Regarding the polonium charges, Ely Karmon, a specialist in mass-destruction terrorism from Israel’s Interdisciplinary Center, “said that the half-life of the substance would make it impossible for polonium to have been discovered at such high levels if it had been used to kill Arafat eight years ago.”
Karmon added: “If it had been used for poisoning, minimal levels should be seen now. Yet much higher levels were found. Someone planted the polonium much later.”
Karmon also asked, in light of the fact that it was Suha Arafat who turned Arafat’s belongings over to the Swiss researchers: “If [she] safeguarded these contaminated materials, why, after seven years, was she not poisoned too?...”
And Ronen Bergman, an Israeli writer on security issues with contacts in the intelligence world, commented that
there are quite a few reasons to believe that Arafat died of natural causes. Israeli spokespeople strongly denied that Israel was involved in the affair. It was a decisive, unequivocal denial that was not accompanied by a wink, as was the case in other unexplained Mideast deaths (Imad Mugniyah, Mahmoud al-Mabhouh).
“We are not involved,” senior, grim faced intelligence and political officials told me, on the record, in interviews following Arafat’s death….
On the other hand, Bergman doesn’t completely rule out Israeli involvement:
there is no doubt that Arafat’s death came at a rather odd timing…. If Sharon indeed ordered Arafat’s assassination, this must have been done very secretly, in much smaller forums than any other assassination. The sensitivity would have been great, towards the Palestinians and perhaps more importantly towards the Americans.
And if it wasn’t Israel, what did kill the terror leader? Some say AIDS; some suspect intra-Palestinian foul play; while Israeli Middle East scholar Barry Rubin insists it was a combination of natural causes and incompetent physicians.
Will Arafat be dug up, and even if he is, will the resulting inquiries provide trustworthy results? The above-cited Israel Hayom report informs us that
during a press conference in Paris on Friday, Palestinian Authority President Mahmoud Abbas said Ramallah would not object to having Arafat’s body dug up from his grave to see if he was poisoned, if Arafat’s family submitted an official request for it.
Abbas noted, however, that the Palestinian Authority had not yet received any formal request to open Arafat’s grave.

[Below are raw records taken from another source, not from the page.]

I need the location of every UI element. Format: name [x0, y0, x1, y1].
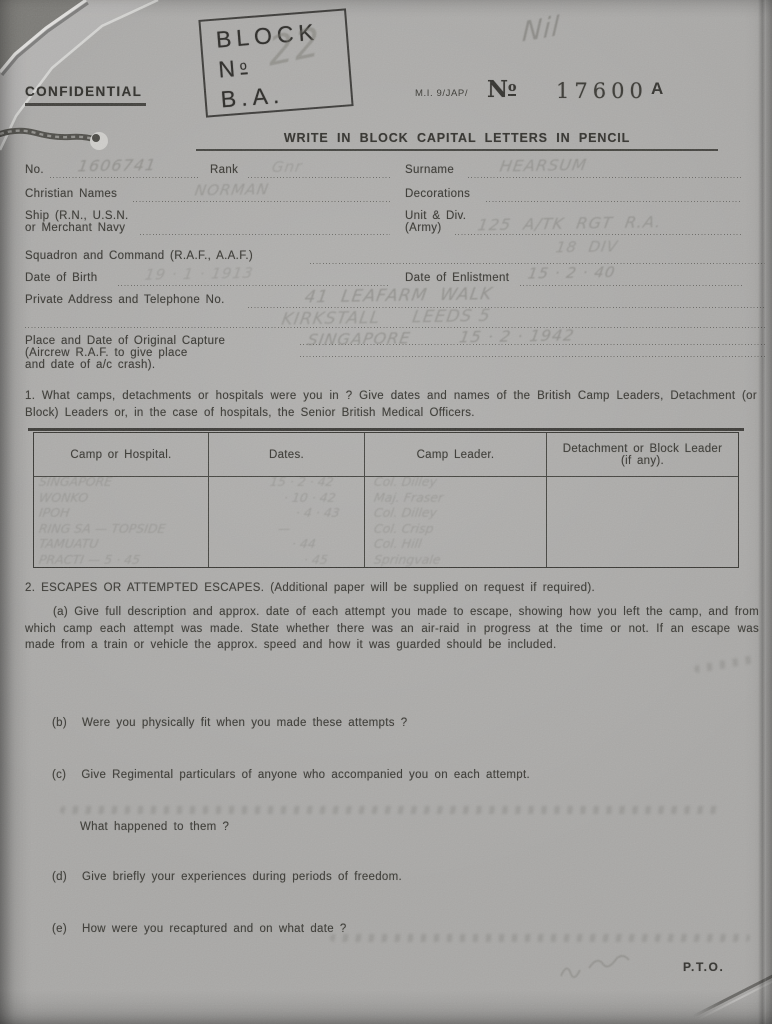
bleed-through-marks [330, 934, 751, 942]
camps-table-handwriting: SINGAPORE15 · 2 · 42Col. Dilley WONKO· 1… [33, 474, 739, 567]
unit-div-handwriting-1: 125 A/TK RGT R.A. [476, 212, 663, 234]
page-edge [758, 0, 766, 1024]
question-2a: (a) Give full description and approx. da… [25, 604, 759, 654]
no-line [50, 177, 200, 178]
table-top-rule [28, 428, 744, 431]
question-2-heading: 2. ESCAPES OR ATTEMPTED ESCAPES. (Additi… [25, 580, 757, 597]
enlistment-label: Date of Enlistment [405, 272, 509, 284]
question-2c-followup: What happened to them ? [80, 821, 229, 833]
table-row: SINGAPORE15 · 2 · 42Col. Dilley [32, 474, 740, 490]
enlistment-line [520, 285, 742, 286]
bleed-through-marks [60, 806, 721, 814]
question-2e-text: How were you recaptured and on what date… [82, 923, 347, 935]
capture-line-2 [300, 356, 765, 357]
rank-handwriting: Gnr [271, 158, 304, 177]
table-header-dates: Dates. [209, 433, 365, 477]
table-row: PRACTI — 5 · 45· 45Springvale [32, 552, 740, 568]
question-2d: (d) Give briefly your experiences during… [52, 871, 402, 883]
serial-number: 17600 [556, 79, 648, 103]
decorations-label: Decorations [405, 188, 470, 200]
question-1: 1. What camps, detachments or hospitals … [25, 388, 757, 421]
christian-names-handwriting: NORMAN [193, 180, 270, 199]
unit-div-handwriting-2: 18 DIV [554, 237, 619, 256]
series-letter: A [651, 79, 663, 99]
address-handwriting-2: KIRKSTALL LEEDS 5 [280, 306, 492, 330]
enlistment-handwriting: 15 · 2 · 40 [526, 263, 616, 283]
table-header-camp: Camp or Hospital. [34, 433, 209, 477]
rank-line [248, 177, 390, 178]
address-handwriting-1: 41 LEAFARM WALK [303, 284, 494, 307]
form-title: WRITE IN BLOCK CAPITAL LETTERS IN PENCIL [196, 131, 718, 151]
surname-line [468, 177, 742, 178]
surname-handwriting: HEARSUM [498, 155, 588, 176]
table-header-block: Detachment or Block Leader (if any). [547, 433, 738, 477]
dob-handwriting: 19 · 1 · 1913 [143, 264, 255, 284]
question-2c-followup-text: What happened to them ? [80, 821, 229, 833]
surname-label: Surname [405, 164, 454, 176]
question-2d-text: Give briefly your experiences during per… [82, 871, 402, 883]
question-2c-text: Give Regimental particulars of anyone wh… [81, 769, 530, 781]
no-label: No. [25, 164, 44, 176]
ship-line [140, 234, 390, 235]
address-label: Private Address and Telephone No. [25, 294, 225, 306]
form-reference: M.I. 9/JAP/ [415, 88, 468, 99]
unit-div-label-line1: Unit & Div. [405, 210, 466, 222]
question-2e: (e) How were you recaptured and on what … [52, 923, 347, 935]
unit-div-label-line2: (Army) [405, 222, 442, 234]
question-2b-marker: (b) [52, 717, 67, 729]
question-2b: (b) Were you physically fit when you mad… [52, 717, 407, 729]
decorations-line [486, 201, 742, 202]
rank-label: Rank [210, 164, 238, 176]
no-handwriting: 1606741 [76, 155, 158, 175]
ship-label-line2: or Merchant Navy [25, 222, 125, 234]
christian-names-line [133, 201, 390, 202]
squadron-label: Squadron and Command (R.A.F., A.A.F.) [25, 250, 253, 262]
ship-label-line1: Ship (R.N., U.S.N. [25, 210, 129, 222]
confidential-stamp: CONFIDENTIAL [25, 84, 146, 106]
capture-label-line2: (Aircrew R.A.F. to give place [25, 347, 188, 359]
table-row: RING SA — TOPSIDE—Col. Crisp [32, 521, 740, 537]
capture-label-line3: and date of a/c crash). [25, 359, 155, 371]
serial-no-label: No [487, 76, 516, 103]
table-row: TAMUATU· 44Col. Hill [32, 536, 740, 552]
capture-label-line1: Place and Date of Original Capture [25, 335, 225, 347]
question-2c-marker: (c) [52, 769, 66, 781]
table-header-leader: Camp Leader. [365, 433, 547, 477]
question-2e-marker: (e) [52, 923, 67, 935]
table-row: WONKO· 10 · 42Maj. Fraser [32, 490, 740, 506]
pto-label: P.T.O. [683, 960, 724, 974]
question-2d-marker: (d) [52, 871, 67, 883]
table-row: IPOH· 4 · 43Col. Dilley [32, 505, 740, 521]
dob-label: Date of Birth [25, 272, 97, 284]
question-2c: (c) Give Regimental particulars of anyon… [52, 769, 530, 781]
christian-names-label: Christian Names [25, 188, 117, 200]
handwritten-nil-note: Nil [521, 11, 560, 49]
question-2b-text: Were you physically fit when you made th… [82, 717, 408, 729]
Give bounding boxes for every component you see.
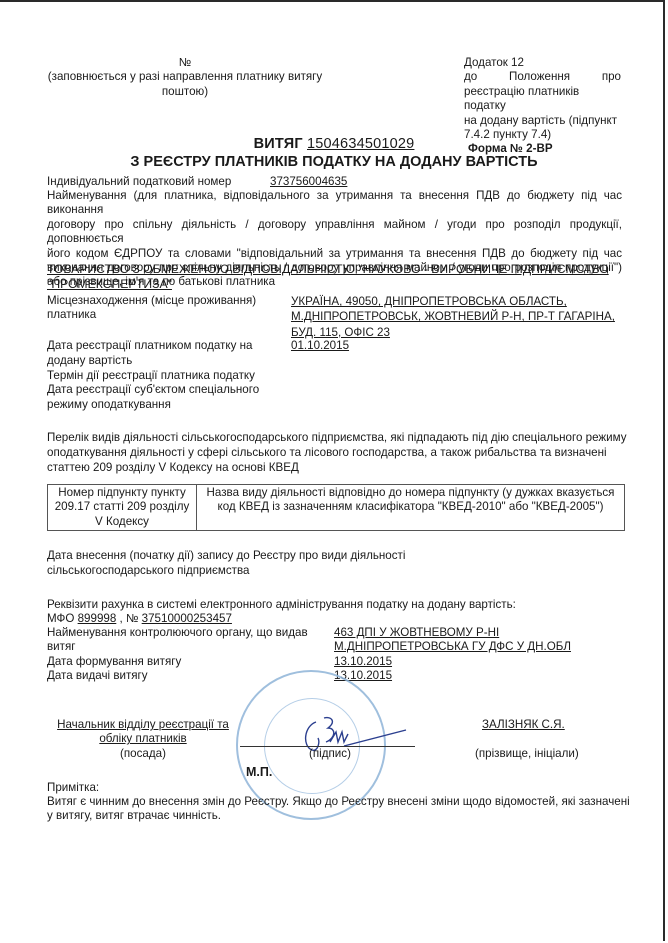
location-value: УКРАЇНА, 49050, ДНІПРОПЕТРОВСЬКА ОБЛАСТЬ…: [291, 294, 621, 340]
position-line: Начальник відділу реєстрації та: [48, 718, 238, 732]
extract-number: 1504634501029: [307, 136, 414, 152]
authority-label: Найменування контролюючого органу, що ви…: [47, 626, 317, 655]
location-label: Місцезнаходження (місце проживання) плат…: [47, 294, 267, 323]
authority-label-line: Найменування контролюючого органу, що ви…: [47, 626, 317, 640]
appendix-line: до Положення про: [464, 70, 621, 84]
kved-table-header-row: Номер підпункту пункту 209.17 статті 209…: [48, 485, 625, 531]
account-heading: Реквізити рахунка в системі електронного…: [47, 598, 627, 612]
mfo-label: МФО: [47, 612, 74, 625]
appendix-word: Положення: [509, 70, 570, 84]
activities-intro-line: Перелік видів діяльності сільськогоспода…: [47, 430, 627, 445]
appendix-line: на додану вартість (підпункт: [464, 114, 621, 128]
activities-intro-line: статтею 209 розділу V Кодексу на основі …: [47, 460, 627, 475]
account-value: 37510000253457: [142, 612, 232, 625]
reg-date-label-line: додану вартість: [47, 354, 277, 369]
ipn-value: 373756004635: [270, 175, 347, 189]
location-value-line: М.ДНІПРОПЕТРОВСЬК, ЖОВТНЕВИЙ Р-Н, ПР-Т Г…: [291, 309, 621, 324]
validity-label: Термін дії реєстрації платника податку: [47, 369, 277, 384]
appendix-line: реєстрацію платників податку: [464, 85, 621, 114]
signature-caption: (підпис): [300, 747, 360, 761]
special-regime-label-line: режиму оподаткування: [47, 398, 277, 413]
reg-date-block: Дата реєстрації платником податку на дод…: [47, 339, 277, 413]
authority-value: 463 ДПІ У ЖОВТНЕВОМУ Р-НІ М.ДНІПРОПЕТРОВ…: [334, 626, 634, 655]
location-value-line: УКРАЇНА, 49050, ДНІПРОПЕТРОВСЬКА ОБЛАСТЬ…: [291, 294, 621, 309]
extract-title: ВИТЯГ 1504634501029: [0, 137, 668, 151]
position-block: Начальник відділу реєстрації та обліку п…: [48, 718, 238, 761]
account-label: , №: [120, 612, 139, 625]
kved-table: Номер підпункту пункту 209.17 статті 209…: [47, 484, 625, 531]
activities-intro-line: оподаткування діяльності у сфері сільськ…: [47, 445, 627, 460]
name-caption: (прізвище, ініціали): [475, 747, 579, 761]
name-label-line: Найменування (для платника, відповідальн…: [47, 189, 622, 218]
mfo-value: 899998: [78, 612, 117, 625]
formed-date-value: 13.10.2015: [334, 655, 392, 669]
note-line: Витяг є чинним до внесення змін до Реєст…: [47, 795, 637, 809]
ipn-label: Індивідуальний податковий номер: [47, 175, 231, 189]
reg-date-label-line: Дата реєстрації платником податку на: [47, 339, 277, 354]
authority-label-line: витяг: [47, 640, 317, 654]
payer-name-line: "ПРОМЕКСПЕРТИЗА": [47, 277, 627, 292]
note-line: у витягу, витяг втрачає чинність.: [47, 809, 637, 823]
location-label-line: платника: [47, 308, 267, 322]
reg-date-value: 01.10.2015: [291, 339, 349, 353]
kved-table-wrap: Номер підпункту пункту 209.17 статті 209…: [47, 484, 625, 531]
payer-name-line: ТОВАРИСТВО З ОБМЕЖЕНОЮ ВІДПОВІДАЛЬНІСТЮ …: [47, 262, 627, 277]
note-label: Примітка:: [47, 781, 99, 795]
payer-name: ТОВАРИСТВО З ОБМЕЖЕНОЮ ВІДПОВІДАЛЬНІСТЮ …: [47, 262, 627, 292]
entry-date-label-line: Дата внесення (початку дії) запису до Ре…: [47, 548, 447, 563]
location-value-line: БУД. 115, ОФІС 23: [291, 325, 621, 340]
mail-number-block: № (заповнюється у разі направлення платн…: [30, 56, 340, 99]
location-label-line: Місцезнаходження (місце проживання): [47, 294, 267, 308]
seal-label: М.П.: [246, 765, 272, 779]
appendix-line: Додаток 12: [464, 56, 621, 70]
mail-number-note: (заповнюється у разі направлення платник…: [30, 70, 340, 99]
kved-header-subclause: Номер підпункту пункту 209.17 статті 209…: [48, 485, 197, 531]
appendix-word: про: [602, 70, 621, 84]
note-text: Витяг є чинним до внесення змін до Реєст…: [47, 795, 637, 824]
activities-intro: Перелік видів діяльності сільськогоспода…: [47, 430, 627, 475]
special-regime-label-line: Дата реєстрації суб'єктом спеціального: [47, 383, 277, 398]
kved-header-activity: Назва виду діяльності відповідно до номе…: [197, 485, 625, 531]
formed-date-label: Дата формування витягу: [47, 655, 181, 669]
authority-value-line: 463 ДПІ У ЖОВТНЕВОМУ Р-НІ: [334, 626, 634, 640]
mfo-line: МФО 899998 , № 37510000253457: [47, 612, 232, 626]
official-name: ЗАЛІЗНЯК С.Я.: [482, 718, 565, 732]
appendix-word: до: [464, 70, 477, 84]
entry-date-label-line: сільськогосподарського підприємства: [47, 563, 447, 578]
extract-subtitle: З РЕЄСТРУ ПЛАТНИКІВ ПОДАТКУ НА ДОДАНУ ВА…: [0, 155, 668, 169]
position-caption: (посада): [48, 747, 238, 761]
authority-value-line: М.ДНІПРОПЕТРОВСЬКА ГУ ДФС У ДН.ОБЛ: [334, 640, 634, 654]
position-line: обліку платників: [48, 732, 238, 746]
issued-date-label: Дата видачі витягу: [47, 669, 148, 683]
entry-date-label: Дата внесення (початку дії) запису до Ре…: [47, 548, 447, 578]
name-label-line: договору про спільну діяльність / догово…: [47, 218, 622, 247]
name-label-line: його кодом ЄДРПОУ та словами "відповідал…: [47, 247, 622, 261]
number-sign: №: [30, 56, 340, 70]
extract-label: ВИТЯГ: [254, 136, 303, 152]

In any case, another Israeli Middle East observer, Guy Bechor, says Al Jazeera’s polonium contentions evoked embarrassingly little response. That, Bechor claims, is a symptom of the fact that the Arab world has lost interest in the Israeli-Palestinian issue, being much more concerned about “what truly threatens it: poverty, unemployment, short life expectancy, the low quality of education for the next generation and the feeling of helplessness.”
And that sense of despair, one can add, has helped give rise to the Islamist ascendancy now evident in Egypt, Libya, Tunisia, and other parts of the Middle East including the Palestinians themselves—clearly in Hamas-ruled Gaza and to some extent in the West Bank as well.
Arafat, on the other hand—while hardly averse to using Islamist slogans to incite his masses to commit atrocities against Israelis—was of secular-nationalist profile. In that regard, resurrecting him at this point may be a bit passé.